Frères, examinez avec soin vos demeures intérieures, ouvrez les yeux et considérez votre capital d’amour, et puis augmentez la somme que vous aurez découverte en vous-mêmes.
Veillez sur ce trésor afin d’être riches intérieurement.
On dit chers les biens qui ont un grand prix et avec raison.
Mais quoi de plus cher que l’amour, mes frères ?
A votre avis, quel en est le prix ?
Et comment le payer ?
Le prix d’une terre, celui du blé, c’est ton argent ; le prix d’une perle, c’est ton or ; mais le prix de ton amour, c’est toi-même.
Si tu veux acheter un champ, un bijou, une bête, tu cherches les fonds nécessaires, tu regardes autour de toi.
Mais si tu désires posséder l’amour, ne cherche que par toi-même, c’est toi-même qu’il faut trouver.
Que crains-tu en te donnant ?
De te perdre ?
Au contraire c’est refusant de te donner que tu te perds.
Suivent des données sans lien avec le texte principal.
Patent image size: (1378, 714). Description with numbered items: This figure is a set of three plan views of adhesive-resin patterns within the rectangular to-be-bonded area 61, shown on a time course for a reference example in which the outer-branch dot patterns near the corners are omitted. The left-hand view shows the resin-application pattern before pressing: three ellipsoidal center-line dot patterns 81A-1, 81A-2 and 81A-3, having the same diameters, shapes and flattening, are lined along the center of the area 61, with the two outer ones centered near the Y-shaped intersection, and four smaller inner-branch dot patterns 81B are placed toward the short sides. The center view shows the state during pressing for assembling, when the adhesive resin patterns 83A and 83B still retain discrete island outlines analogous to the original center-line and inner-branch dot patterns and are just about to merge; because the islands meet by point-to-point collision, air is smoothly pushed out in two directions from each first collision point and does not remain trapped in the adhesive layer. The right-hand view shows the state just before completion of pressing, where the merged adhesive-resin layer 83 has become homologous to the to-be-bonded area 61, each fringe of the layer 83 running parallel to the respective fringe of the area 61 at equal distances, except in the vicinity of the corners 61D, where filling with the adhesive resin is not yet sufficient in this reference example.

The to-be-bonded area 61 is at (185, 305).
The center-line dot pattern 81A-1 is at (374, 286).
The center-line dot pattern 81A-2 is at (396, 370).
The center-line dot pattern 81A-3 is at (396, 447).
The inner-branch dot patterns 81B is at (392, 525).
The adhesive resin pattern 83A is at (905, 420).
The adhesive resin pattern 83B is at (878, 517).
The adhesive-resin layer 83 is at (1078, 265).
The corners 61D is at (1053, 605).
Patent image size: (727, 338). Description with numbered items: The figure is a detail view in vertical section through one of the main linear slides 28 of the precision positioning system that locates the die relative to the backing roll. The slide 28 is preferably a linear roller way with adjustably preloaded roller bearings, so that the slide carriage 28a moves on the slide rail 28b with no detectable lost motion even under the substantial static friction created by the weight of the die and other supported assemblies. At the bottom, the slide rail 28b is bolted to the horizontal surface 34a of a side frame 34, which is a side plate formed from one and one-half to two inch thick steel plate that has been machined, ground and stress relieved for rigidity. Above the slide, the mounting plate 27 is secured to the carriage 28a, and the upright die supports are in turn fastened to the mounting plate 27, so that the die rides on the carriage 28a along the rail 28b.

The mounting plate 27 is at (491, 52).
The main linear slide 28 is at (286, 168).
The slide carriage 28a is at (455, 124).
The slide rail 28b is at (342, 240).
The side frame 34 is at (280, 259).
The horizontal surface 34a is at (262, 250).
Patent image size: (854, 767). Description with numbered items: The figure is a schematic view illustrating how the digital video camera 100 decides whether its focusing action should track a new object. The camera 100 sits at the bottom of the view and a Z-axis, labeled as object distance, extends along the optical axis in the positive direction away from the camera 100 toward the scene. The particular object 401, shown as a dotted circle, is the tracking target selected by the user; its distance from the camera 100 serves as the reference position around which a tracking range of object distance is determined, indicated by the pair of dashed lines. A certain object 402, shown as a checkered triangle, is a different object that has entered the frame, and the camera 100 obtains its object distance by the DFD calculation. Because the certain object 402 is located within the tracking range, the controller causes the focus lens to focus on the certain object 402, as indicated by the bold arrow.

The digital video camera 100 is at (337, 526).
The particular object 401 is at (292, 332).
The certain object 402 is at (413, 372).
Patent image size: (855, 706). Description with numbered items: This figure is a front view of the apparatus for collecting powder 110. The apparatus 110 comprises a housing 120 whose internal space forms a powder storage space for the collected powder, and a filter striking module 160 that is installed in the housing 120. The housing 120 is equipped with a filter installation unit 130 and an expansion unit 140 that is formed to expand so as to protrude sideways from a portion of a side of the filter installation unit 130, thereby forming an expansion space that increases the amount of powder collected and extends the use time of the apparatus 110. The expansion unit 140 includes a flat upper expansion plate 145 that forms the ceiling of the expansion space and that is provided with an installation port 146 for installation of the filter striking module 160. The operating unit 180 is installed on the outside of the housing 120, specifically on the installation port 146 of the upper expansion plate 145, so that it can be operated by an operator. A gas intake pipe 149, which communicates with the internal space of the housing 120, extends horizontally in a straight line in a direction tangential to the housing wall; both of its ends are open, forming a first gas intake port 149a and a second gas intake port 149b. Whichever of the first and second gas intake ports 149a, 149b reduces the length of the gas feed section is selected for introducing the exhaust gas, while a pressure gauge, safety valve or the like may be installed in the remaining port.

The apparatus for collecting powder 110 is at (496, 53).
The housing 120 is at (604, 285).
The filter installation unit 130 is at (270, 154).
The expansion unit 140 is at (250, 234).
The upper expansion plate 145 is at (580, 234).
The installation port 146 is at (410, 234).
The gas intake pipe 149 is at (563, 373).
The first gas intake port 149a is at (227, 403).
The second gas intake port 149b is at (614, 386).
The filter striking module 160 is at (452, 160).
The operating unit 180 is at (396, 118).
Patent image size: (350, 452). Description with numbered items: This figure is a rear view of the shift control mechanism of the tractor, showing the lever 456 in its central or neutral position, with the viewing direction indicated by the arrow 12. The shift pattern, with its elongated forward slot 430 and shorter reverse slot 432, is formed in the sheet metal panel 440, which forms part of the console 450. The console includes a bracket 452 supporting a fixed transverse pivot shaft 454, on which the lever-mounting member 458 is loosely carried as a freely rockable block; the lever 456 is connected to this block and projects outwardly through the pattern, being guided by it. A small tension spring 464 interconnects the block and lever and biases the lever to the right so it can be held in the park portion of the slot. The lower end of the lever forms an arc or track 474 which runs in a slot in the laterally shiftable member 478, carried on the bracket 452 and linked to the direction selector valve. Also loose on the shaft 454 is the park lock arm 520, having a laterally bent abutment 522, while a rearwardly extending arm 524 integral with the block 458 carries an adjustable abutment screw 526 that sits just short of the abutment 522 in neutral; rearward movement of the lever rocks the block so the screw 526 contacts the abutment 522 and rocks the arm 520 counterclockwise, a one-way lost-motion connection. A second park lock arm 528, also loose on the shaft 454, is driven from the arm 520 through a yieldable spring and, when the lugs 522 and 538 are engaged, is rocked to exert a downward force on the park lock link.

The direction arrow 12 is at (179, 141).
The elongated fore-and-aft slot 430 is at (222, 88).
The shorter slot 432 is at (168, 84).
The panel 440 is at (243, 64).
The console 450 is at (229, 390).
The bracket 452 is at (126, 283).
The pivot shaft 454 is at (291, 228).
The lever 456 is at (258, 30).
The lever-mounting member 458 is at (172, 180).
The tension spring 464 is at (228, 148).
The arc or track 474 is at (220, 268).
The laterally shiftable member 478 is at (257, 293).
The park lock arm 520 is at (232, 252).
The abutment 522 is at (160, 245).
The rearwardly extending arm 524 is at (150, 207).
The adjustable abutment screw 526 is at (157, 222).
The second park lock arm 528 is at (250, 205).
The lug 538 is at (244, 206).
L’Amour lui-même s’exprime par la bouche de la Sagesse et apaise d’un mot le désarroi où te jetait cette parole : « Donne-toi toi-même ! »
Si quelqu’un voulait te vendre un terrain, il te dirait : « Donne-moi ton argent » ou pour autre chose : « Donne-moi ta monnaie. »
Écoute ce que te dit l’Amour, par la bouche de la Sagesse : « Mon enfant, donne-moi ton cœur » (Pr 23,26).
Ton cœur était mal quand il était à toi, quand il était en toi ; tu étais la proie de futilités, voire de passions mauvaises.